There are a lot of companies working on A/R., both big and small. It is tempting to think that lumbering giants like Facebook, Google, and Microsoft won’t be able to innovate quickly enough to take the market. After all, it was a startup–Apple Computer–that popularized the personal computer; not incumbent IBM. Perhaps they will have to rely on acquisitions of companies like Magic Leap to make the magic–pun intended–happen.
On the other hand, disruption theory teaches us that when a product or service has yet to completely meet the needs of customers, an integrated approach to servicing the “job to be done” is appropriate. It is fair to say this is the state of the AR/VR world. It has a lot of potential, but just isn’t quite where it needs to be for daily use. For VR, an integrated approach means controlling aspects of the customer experience: the headset, the software, etc. Putting together all these components will require a complete platform. That is where the big guys have an advantage.
This is all a long way of suggesting, we should all be keeping our eyes on Apple in AR/VR. Apple not only has the resources to make an integrated strategy successful, they have the platform with over 700M currently active iPhone users (1). Others, such as Google, have large platforms too, of course. The critical difference is that Apple has been pursuing an integrated strategy since the 2000s, and have developed a competitive edge where integration is concerned. While there are far more Android users in the world than Apple OS users, Apple OS users are all using phones which meet a fairly narrow band of hardware constraints. They are designed to work in one big eco-system. Google’s eco-system is far more modular. However invested Facebook may be in AR/VR, if they don’t control the hardware experience it will be much more difficult (if not impossible) for them to pursue an integrated strategy.
The other reason that we should keep our eyes on Apple is that they are overdue for the next big innovation. Since Steve Jobs’ death Apple’s pace of new product innovation has all but ceased. It is like the company is frozen in time. Each year customers buy they latest version, and accept marginally improved functionality. Few expect Apple to produce the kind of innovation it had under Jobs’ leadership in the 2000s. The Apple Watch, hailed as the next big thing, didn’t make the splash it had intended. Since then Apple has been looking for the next iPhone.
AR presents an opportunity to fulfill that mission. Apple is already the platform on which many of us run our lives. We use our phones for communication, information, to socialize, to play; all jobs that can be enhanced with AR. AR is also achievable for Apple. We have already seen success of apps like Pokemon Go. What if Apple could incorporate AR into its OS? What if Apple could design the hardware that could complete the experience? This is the sort of thing Apple has traditionally done well: successfully incorporating hardware and software in a way that makes our lives easier. In Steve Jobs famously repeated mantra: “It just works. Seamlessly.”(2) (See below)
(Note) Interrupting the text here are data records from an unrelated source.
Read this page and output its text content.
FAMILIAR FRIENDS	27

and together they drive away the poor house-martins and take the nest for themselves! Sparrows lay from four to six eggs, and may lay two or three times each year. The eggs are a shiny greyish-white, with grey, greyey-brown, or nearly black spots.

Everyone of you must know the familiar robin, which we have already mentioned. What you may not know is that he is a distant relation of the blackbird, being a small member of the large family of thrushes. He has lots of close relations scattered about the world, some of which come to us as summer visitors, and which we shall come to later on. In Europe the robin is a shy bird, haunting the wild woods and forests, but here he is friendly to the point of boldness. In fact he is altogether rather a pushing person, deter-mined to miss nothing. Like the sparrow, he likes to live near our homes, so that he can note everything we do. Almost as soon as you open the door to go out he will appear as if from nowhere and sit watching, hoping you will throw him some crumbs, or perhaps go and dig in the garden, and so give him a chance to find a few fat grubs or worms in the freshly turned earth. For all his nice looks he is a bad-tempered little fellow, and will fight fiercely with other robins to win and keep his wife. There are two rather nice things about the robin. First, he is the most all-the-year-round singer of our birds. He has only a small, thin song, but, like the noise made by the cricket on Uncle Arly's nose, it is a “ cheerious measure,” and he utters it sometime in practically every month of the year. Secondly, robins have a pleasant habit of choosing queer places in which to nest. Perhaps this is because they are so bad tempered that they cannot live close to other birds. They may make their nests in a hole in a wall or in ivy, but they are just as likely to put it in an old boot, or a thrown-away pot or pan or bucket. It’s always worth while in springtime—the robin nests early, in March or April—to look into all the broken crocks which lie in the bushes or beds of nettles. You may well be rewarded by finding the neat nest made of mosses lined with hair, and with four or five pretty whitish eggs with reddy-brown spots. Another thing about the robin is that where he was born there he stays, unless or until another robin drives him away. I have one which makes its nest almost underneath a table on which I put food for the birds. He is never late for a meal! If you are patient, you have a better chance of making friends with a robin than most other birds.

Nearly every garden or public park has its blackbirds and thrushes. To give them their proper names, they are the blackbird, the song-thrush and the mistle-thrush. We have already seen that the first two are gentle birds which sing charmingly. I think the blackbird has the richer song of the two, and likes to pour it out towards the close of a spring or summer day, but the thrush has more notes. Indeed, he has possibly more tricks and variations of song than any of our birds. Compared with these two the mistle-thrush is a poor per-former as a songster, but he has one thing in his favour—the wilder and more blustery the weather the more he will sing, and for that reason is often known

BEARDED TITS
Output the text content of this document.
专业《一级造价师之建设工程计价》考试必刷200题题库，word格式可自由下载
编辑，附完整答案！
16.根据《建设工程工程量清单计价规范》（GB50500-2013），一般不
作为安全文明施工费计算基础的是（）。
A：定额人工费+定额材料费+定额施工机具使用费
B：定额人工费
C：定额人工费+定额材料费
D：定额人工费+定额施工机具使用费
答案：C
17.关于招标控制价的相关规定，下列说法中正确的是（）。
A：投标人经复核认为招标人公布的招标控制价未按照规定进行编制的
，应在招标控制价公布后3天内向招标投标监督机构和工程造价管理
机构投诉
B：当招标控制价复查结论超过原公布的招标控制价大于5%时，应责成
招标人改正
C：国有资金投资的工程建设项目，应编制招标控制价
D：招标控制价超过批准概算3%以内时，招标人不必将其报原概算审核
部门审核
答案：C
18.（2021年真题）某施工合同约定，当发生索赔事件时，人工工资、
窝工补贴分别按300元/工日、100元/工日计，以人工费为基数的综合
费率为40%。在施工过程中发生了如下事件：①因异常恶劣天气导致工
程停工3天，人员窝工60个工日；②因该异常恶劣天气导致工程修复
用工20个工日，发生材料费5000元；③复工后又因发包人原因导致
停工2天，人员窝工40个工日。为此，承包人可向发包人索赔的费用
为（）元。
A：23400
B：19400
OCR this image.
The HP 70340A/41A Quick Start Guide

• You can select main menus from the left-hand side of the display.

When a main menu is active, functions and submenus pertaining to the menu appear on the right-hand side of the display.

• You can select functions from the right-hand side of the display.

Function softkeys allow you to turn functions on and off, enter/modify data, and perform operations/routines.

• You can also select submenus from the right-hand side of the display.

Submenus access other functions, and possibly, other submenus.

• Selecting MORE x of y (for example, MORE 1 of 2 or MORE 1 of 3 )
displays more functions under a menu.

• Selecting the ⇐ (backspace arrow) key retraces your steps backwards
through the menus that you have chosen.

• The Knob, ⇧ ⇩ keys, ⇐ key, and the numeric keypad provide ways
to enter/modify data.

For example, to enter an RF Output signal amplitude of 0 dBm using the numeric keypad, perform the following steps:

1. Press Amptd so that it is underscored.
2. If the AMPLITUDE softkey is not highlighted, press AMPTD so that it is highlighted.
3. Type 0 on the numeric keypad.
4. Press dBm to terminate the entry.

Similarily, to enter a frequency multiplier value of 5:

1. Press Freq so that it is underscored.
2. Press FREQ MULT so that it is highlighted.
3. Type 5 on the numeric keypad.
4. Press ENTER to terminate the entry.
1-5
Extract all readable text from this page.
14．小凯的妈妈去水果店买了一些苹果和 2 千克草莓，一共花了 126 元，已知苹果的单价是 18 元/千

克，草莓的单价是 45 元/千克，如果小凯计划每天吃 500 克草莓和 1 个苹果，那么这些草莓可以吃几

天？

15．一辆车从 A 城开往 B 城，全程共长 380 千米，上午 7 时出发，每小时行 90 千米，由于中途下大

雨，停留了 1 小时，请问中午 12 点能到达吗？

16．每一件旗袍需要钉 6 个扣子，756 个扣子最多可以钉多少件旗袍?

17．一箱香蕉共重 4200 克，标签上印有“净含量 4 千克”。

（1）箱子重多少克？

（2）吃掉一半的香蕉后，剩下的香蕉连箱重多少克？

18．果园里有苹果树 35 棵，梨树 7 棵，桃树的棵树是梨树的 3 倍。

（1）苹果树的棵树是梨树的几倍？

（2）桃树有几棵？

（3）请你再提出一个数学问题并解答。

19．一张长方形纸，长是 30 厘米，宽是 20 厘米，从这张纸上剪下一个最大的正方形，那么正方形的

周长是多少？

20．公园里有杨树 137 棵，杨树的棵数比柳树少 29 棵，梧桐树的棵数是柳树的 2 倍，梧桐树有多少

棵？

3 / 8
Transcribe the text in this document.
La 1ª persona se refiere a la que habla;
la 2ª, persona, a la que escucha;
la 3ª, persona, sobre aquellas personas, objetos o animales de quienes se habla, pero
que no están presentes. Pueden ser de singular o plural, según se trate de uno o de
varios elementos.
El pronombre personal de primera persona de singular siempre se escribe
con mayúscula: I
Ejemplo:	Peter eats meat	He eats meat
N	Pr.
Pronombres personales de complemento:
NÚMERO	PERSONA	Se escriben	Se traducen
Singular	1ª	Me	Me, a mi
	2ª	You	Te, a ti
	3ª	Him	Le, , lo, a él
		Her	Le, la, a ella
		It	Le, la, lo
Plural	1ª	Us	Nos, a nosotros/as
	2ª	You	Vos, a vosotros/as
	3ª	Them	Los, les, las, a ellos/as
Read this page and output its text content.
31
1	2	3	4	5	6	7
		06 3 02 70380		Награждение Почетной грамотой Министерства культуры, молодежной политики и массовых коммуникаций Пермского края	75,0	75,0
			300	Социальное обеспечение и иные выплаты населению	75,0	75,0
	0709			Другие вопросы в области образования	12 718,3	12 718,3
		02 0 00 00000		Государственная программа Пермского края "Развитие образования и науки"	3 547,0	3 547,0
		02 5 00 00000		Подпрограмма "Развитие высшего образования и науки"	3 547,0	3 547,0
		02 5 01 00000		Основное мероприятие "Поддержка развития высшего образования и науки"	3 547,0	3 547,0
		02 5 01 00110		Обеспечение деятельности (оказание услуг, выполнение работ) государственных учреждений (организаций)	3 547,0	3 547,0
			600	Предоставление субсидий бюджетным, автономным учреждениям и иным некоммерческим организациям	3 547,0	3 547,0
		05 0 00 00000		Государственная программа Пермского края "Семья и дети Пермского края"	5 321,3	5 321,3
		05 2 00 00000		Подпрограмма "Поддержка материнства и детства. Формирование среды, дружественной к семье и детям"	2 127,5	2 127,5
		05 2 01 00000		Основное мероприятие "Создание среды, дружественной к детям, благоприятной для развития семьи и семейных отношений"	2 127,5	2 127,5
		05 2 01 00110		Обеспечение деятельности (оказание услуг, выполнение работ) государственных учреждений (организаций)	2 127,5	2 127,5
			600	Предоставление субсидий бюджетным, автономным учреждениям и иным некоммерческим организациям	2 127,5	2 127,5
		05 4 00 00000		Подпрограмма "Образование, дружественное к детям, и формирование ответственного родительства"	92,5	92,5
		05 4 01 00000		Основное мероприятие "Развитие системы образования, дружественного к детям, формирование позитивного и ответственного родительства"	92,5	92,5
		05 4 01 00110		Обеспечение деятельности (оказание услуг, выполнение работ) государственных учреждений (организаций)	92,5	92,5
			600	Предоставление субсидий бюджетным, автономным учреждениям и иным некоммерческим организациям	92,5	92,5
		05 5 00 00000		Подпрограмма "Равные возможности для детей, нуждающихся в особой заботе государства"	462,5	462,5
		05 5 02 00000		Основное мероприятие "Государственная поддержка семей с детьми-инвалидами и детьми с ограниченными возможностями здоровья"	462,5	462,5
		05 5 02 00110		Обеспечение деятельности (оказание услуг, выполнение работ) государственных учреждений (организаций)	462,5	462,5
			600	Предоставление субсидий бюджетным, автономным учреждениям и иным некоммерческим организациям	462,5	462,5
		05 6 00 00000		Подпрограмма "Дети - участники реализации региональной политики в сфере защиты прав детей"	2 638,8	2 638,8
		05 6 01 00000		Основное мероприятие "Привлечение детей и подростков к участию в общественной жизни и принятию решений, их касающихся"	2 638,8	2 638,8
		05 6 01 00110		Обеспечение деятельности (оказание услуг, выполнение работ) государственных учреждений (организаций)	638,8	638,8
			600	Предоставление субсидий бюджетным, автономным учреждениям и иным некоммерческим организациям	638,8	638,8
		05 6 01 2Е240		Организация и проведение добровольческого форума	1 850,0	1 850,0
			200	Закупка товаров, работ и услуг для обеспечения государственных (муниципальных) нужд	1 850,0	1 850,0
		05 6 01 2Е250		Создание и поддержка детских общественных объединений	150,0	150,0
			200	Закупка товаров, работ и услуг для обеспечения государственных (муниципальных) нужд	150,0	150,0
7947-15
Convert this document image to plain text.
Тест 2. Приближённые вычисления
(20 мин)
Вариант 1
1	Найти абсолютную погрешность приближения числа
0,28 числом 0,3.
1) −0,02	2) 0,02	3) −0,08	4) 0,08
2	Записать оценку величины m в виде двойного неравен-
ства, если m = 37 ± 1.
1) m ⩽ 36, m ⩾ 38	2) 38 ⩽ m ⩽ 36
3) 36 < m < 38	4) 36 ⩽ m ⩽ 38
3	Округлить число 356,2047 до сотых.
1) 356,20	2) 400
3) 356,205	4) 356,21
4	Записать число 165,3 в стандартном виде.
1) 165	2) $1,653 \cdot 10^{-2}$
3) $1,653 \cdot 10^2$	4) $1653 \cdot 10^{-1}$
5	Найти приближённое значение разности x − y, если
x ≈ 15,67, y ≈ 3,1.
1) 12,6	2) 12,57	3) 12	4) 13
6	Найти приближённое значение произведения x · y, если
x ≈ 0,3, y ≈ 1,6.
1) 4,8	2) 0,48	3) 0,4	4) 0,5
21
Whether or not Apple can achieve this goal without Jobs at the helm is unclear. An analysis of patent filings suggests that Apple has been working on AR for the last ten years (3). Last year it was reported that Apple was working on a pair of AR glasses, a trail Google famously failed to blaze (4). According to reporters Apple has assigned the “best of the best” to this initiative. This doesn’t mean we should expect iGlass anytime soon, of course. According to the Financial Times, the iGlass is likely more than a year off (5). Apple has invested extensive time and treasure in projects like these before–like the Apple car–only to pull the plug later. Of course, AR brings them back to their consumer electronics wheelhouse.
Unlike the Apple Car, however, succeeding in AR is probably a strategic necessity for Apple. Today Apple enjoys juicy rents at the top of the smartphone world, but customers aren’t going to accept mediocrity forever. If Apple doesn’t introduce the next-big-thing in the next couple years, someone else will. Falling behind the innovation curve could mean a sudden fall from grace for one of the world’s biggest cash cows. So, given its reasons for taking AR seriously, the firm’s traditional competencies and the resources it can invest in AR, there’s reason to believe that it will be Apple that makes AR a part of our daily lives.
Student comments on After years of stagnant innovation, could AR be Apple’s next big play?
Thanks for the post, James. I think one of the major competitive advantages that Apple has in the space is industrial design. Simply said, Apple makes beautiful objects. One of the main reasons why others, notably Google, have faced resistance and adaption has been hardware-related. The physical experience is clunky, invasive, and odd. We still witness this today with Hololens and Oculus. The fact that these “objects” are being placed on people’s faces and in clear, unobstructed view means that design is of even greater importance, relative to phones and computers, which can be out of sight. I’m curious to see–pun intended–wear VR industrial design goes. Apple is certainly well positioned to be successful in this space.